中国の電子商取引(EC)大手の京東集団は、紳士服大手の海瀾集団が江蘇省江陰市に設けている観光総合施設の「飛馬水城」(Fei Ma Shui Cheng)で、中国初となるアウトレット店を設けることになった。両者で共同運営することで合意している。また京東はオンラインで、「アウトレット専門コーナー」と「アウトレット公式フラグシップ店」を同時オープンさせる。事業は今年10月に完成し、国際的な有名ブランド100社近くが店を構える予定である。

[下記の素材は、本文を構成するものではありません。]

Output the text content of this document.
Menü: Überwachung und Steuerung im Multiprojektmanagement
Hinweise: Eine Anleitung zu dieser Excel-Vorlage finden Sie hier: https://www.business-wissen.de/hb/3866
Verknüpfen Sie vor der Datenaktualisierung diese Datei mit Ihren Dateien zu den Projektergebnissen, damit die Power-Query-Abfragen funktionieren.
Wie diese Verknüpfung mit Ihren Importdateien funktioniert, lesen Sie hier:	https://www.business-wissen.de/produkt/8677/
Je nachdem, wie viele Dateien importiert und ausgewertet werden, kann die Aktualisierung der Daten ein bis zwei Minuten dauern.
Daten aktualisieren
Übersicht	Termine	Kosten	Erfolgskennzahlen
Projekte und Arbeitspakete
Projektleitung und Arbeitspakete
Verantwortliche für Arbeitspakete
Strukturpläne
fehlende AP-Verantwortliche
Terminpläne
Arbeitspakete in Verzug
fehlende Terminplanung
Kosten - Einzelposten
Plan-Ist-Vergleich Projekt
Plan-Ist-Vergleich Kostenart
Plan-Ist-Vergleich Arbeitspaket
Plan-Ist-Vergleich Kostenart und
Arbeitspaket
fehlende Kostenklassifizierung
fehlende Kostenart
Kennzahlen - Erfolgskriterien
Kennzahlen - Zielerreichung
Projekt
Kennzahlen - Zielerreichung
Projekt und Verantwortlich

江陰市に設けている観光総合施設「飛馬水城」(Fei Ma Shui Cheng)
京東は、オンライン側ではすでに「スーパーアウトレット」とのチャネルがあり、自社および公式フラグシップ店合わせて300以上の銘柄で計70000件以上の商品を扱っている。一般商品の店のほか、高級ブランド品も自社のコーナーでショップを構えている。
品目を見ると、電子機器や家電、スーパーの雑貨類など定番の各品目に比べ、シューズやアパレルなどは長らく積み増しの状態が続き、急成長には至っていない。
京東は現場側での取り組みについて、これまでも定番の各品目を中心に扱い、特に3C家電などは「京東之家」や「京東超体」などを利用してかなり力を入れている。今回のアウトレット店についても、あらゆるチャネルで大きな厚みが加えるものと言える。
アパレル品では、拡販をする上で現場での売り場設置が欠かせない。アウトレットはどこも有名品の割引販売や様々な味わい型のショッピングなどを売り物にしており、IT関連大手が事業を拡幅するにあたり最も参考になるようなモデルとなっている。
ただしこのスタイルは、消費のトレンドにはなっているが、やはり土台となるサプライチェーンがしっかりした企業やアプリに委ねる必要がある。その点、京東も海瀾もそれぞれの分野でサプライチェーンを備えた企業を抱えている。
よって今後、両者が順調にことを運べるかは、アパレルやブランド面で突合せをし、値段や品目、新品発表などでのすり合わせなど、サプライチェーンにおける連携が焦点となる。
このところEコマースで、アウトレット店やディスカウント店、コミュニティーショップなどが続々と現れているが、安値により企業側は利益が削られる上、店舗の拡張、家賃の支出、サプライチェーンの整備、オンライン側との協調運営といった点も配慮しなくてはならない。現場での経営は、低価格路線ということで企業側に商品や仕入れ面などでのコスト制御力がかなり問われる形になる。